Türkiye’de yıllardır konuşulan ama istikrara kavuşamayan konulardan birisi spor alışkanlığımız. Okullarda beden derslerinde sporumsu şeyler yapardık. Genel olarak beden dersi boş ders gibi görülürdü. Bizlere de çok gereksiz iş gibi gelirdi. Kamuya ait spor salonları, birçok özel spor salonları olmasına rağmen spor alışkanlığımızı değiştiremiyoruz. Bende uzun bir süre spor yapmış ve hala spor yapan biri olarak bazı gözlemlerimi aktaracağım.

Gözlemlediğim ilk sorun: Spor hocalarının bilimsel bilgilerden uzak ve tamamen pratiğe dayalı bilgilerle donatılmış olmaları. Bilimsel bilgilerden uzak yapılan spor yararlı olmayacaktır. Şimdi diyeceksiniz ki bilimsel bilgi ne alaka? Sporla ilgili yapılmış birçok çalışma var. Herkesin anlayabileceği bir örnek vereyim; zayıflamak için kardiyo yaparız. Birçok spor salonu da sizi önce kardiyo ile başlatır. Fakat yapılan birçok araştırmaya göre uzun vadede kas kütlesini artırmak, dinlenme halinde de yağ yakımını devam ettirir. Kardiyo ise sadece çalıştığınız süre boyunca yağlarınızı yakar. Bu sadece basit örneklerden birisi. Bu küçücük bilgi bile kişinin spor yapma alışkanlığını tamamen değiştirebilir. Bu tür bilgileri spor hocalarının bilmesi ve spora yeni başlayanları bilgilendirmesi gerekir. 

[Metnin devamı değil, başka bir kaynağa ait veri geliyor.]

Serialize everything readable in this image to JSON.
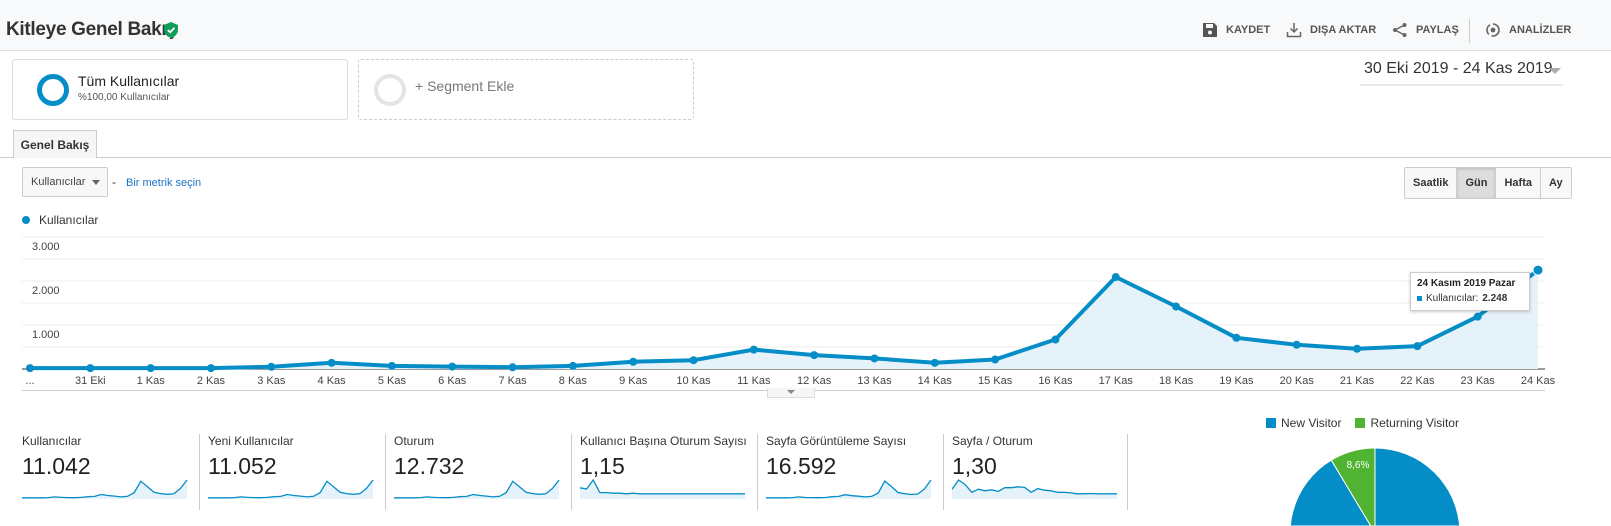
{
  "header": {
    "title": "Kitleye Genel Bakış",
    "actions": [
      {
        "label": "KAYDET",
        "icon": "save-icon"
      },
      {
        "label": "DIŞA AKTAR",
        "icon": "download-icon"
      },
      {
        "label": "PAYLAŞ",
        "icon": "share-icon"
      },
      {
        "label": "ANALİZLER",
        "icon": "insights-icon"
      }
    ]
  },
  "segments": {
    "active": {
      "name": "Tüm Kullanıcılar",
      "sub": "%100,00 Kullanıcılar"
    },
    "add_label": "+ Segment Ekle"
  },
  "date_range": "30 Eki 2019 - 24 Kas 2019",
  "tab": "Genel Bakış",
  "metric_select": "Kullanıcılar",
  "metric_dash": "-",
  "pick_metric": "Bir metrik seçin",
  "granularity": [
    {
      "label": "Saatlik",
      "active": false
    },
    {
      "label": "Gün",
      "active": true
    },
    {
      "label": "Hafta",
      "active": false
    },
    {
      "label": "Ay",
      "active": false
    }
  ],
  "colors": {
    "accent": "#058dc7",
    "green": "#50b432",
    "fill": "#e6f2f9"
  },
  "chart_data": {
    "type": "area",
    "legend": "Kullanıcılar",
    "ylim": [
      0,
      3000
    ],
    "yticks": [
      "3.000",
      "2.000",
      "1.000"
    ],
    "ytick_values": [
      3000,
      2000,
      1000
    ],
    "xticks": [
      "...",
      "31 Eki",
      "1 Kas",
      "2 Kas",
      "3 Kas",
      "4 Kas",
      "5 Kas",
      "6 Kas",
      "7 Kas",
      "8 Kas",
      "9 Kas",
      "10 Kas",
      "11 Kas",
      "12 Kas",
      "13 Kas",
      "14 Kas",
      "15 Kas",
      "16 Kas",
      "17 Kas",
      "18 Kas",
      "19 Kas",
      "20 Kas",
      "21 Kas",
      "22 Kas",
      "23 Kas",
      "24 Kas"
    ],
    "values": [
      20,
      20,
      20,
      20,
      50,
      140,
      70,
      55,
      40,
      70,
      165,
      200,
      440,
      315,
      240,
      140,
      215,
      670,
      2090,
      1420,
      710,
      550,
      460,
      520,
      1190,
      2248
    ],
    "tooltip": {
      "title": "24 Kasım 2019 Pazar",
      "label": "Kullanıcılar:",
      "value": "2.248"
    }
  },
  "metrics": [
    {
      "label": "Kullanıcılar",
      "value": "11.042",
      "spark": [
        20,
        20,
        20,
        20,
        50,
        140,
        70,
        55,
        40,
        70,
        165,
        200,
        440,
        315,
        240,
        140,
        215,
        670,
        2090,
        1420,
        710,
        550,
        460,
        520,
        1190,
        2248
      ]
    },
    {
      "label": "Yeni Kullanıcılar",
      "value": "11.052",
      "spark": [
        20,
        20,
        20,
        20,
        50,
        140,
        70,
        55,
        40,
        70,
        165,
        200,
        440,
        315,
        240,
        140,
        215,
        670,
        2090,
        1420,
        710,
        550,
        460,
        520,
        1190,
        2248
      ]
    },
    {
      "label": "Oturum",
      "value": "12.732",
      "spark": [
        25,
        25,
        25,
        25,
        60,
        160,
        80,
        60,
        45,
        80,
        190,
        230,
        500,
        360,
        280,
        160,
        250,
        780,
        2400,
        1630,
        820,
        640,
        530,
        600,
        1370,
        2590
      ]
    },
    {
      "label": "Kullanıcı Başına Oturum Sayısı",
      "value": "1,15",
      "spark": [
        1.22,
        1.2,
        1.35,
        1.14,
        1.14,
        1.13,
        1.13,
        1.12,
        1.13,
        1.12,
        1.12,
        1.12,
        1.12,
        1.12,
        1.12,
        1.12,
        1.12,
        1.12,
        1.12,
        1.12,
        1.12,
        1.12,
        1.12,
        1.12,
        1.12,
        1.12
      ]
    },
    {
      "label": "Sayfa Görüntüleme Sayısı",
      "value": "16.592",
      "spark": [
        30,
        30,
        30,
        30,
        70,
        200,
        100,
        80,
        60,
        100,
        230,
        300,
        600,
        420,
        330,
        200,
        290,
        900,
        3100,
        2100,
        1000,
        780,
        650,
        740,
        1650,
        3300
      ]
    },
    {
      "label": "Sayfa / Oturum",
      "value": "1,30",
      "spark": [
        1.4,
        1.7,
        1.55,
        1.3,
        1.4,
        1.35,
        1.38,
        1.33,
        1.45,
        1.45,
        1.48,
        1.46,
        1.3,
        1.42,
        1.37,
        1.35,
        1.3,
        1.3,
        1.28,
        1.25,
        1.25,
        1.26,
        1.25,
        1.25,
        1.25,
        1.25
      ]
    }
  ],
  "pie": {
    "legend": [
      {
        "label": "New Visitor"
      },
      {
        "label": "Returning Visitor"
      }
    ],
    "values": [
      91.4,
      8.6
    ],
    "returning_label": "8,6%"
  }
}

 Spor salonları tabii ki ticari hedeflerini de düşünecekler ama sadece spor salonlarını doldurmak olmamalı asıl gaye. İstanbul’da hemen her cadde üstünde birden fazla spor salonu var. Bugünün şartlarında spor salonlarına ciddi bütçe ayırmasak bile asgari ücretli çalışan için önemli bir ücret haline geliyor. Spor bakanlığının bu konuda çalışma yapması lazım. En azından spora teşvik edici maddi veya manevi adımlar atılmalı. Diğer bir olumsuz nokta: Spor salonlarının küçük ve havalandırması olmaması. Bazı yerler gerçek anlamda spor yapmaya elverişli değil. Sadece ticari amaçla kurulduğu açık ve net ortada. Diğer bir sorun ise: Hocaların bu işi paraya dökmüş olması. Spor yaptığınız salonda size özel programlar para ile veriliyor. Yada sizinle birebir ilgilenilmesini istiyorsanız ekstra para ödemeniz gerek. Sağlıklı kalmak için haftanın en azından birkaç günü gitmek zorunda olduğumuz spor salonlarında bunu görmek üzücü. Farkında olmadan sporu lüks tüketimin içine sokuyoruz. Temelinde sağlık olan bir aktivitenin ticari amaçlara dönüşmemesi için standartlarının belirlenmesi gerekir diye düşünüyorum.

Bu konuyu dile getirmemin sebeplerinden birisi de; “fastfood” kültürünün her gün yaygınlaşması, beraberinde obeziteyi getirmesi. Dünya Sağlık Örgütü’nün 2018-2019 verilerine göre, Türkiye oransal olarak en şişman ülke sıralamasında, 193 ülke arasından 17. Sırada. Ülke olarak bu konuda önlemlerimizi şimdiden almamız gerekir.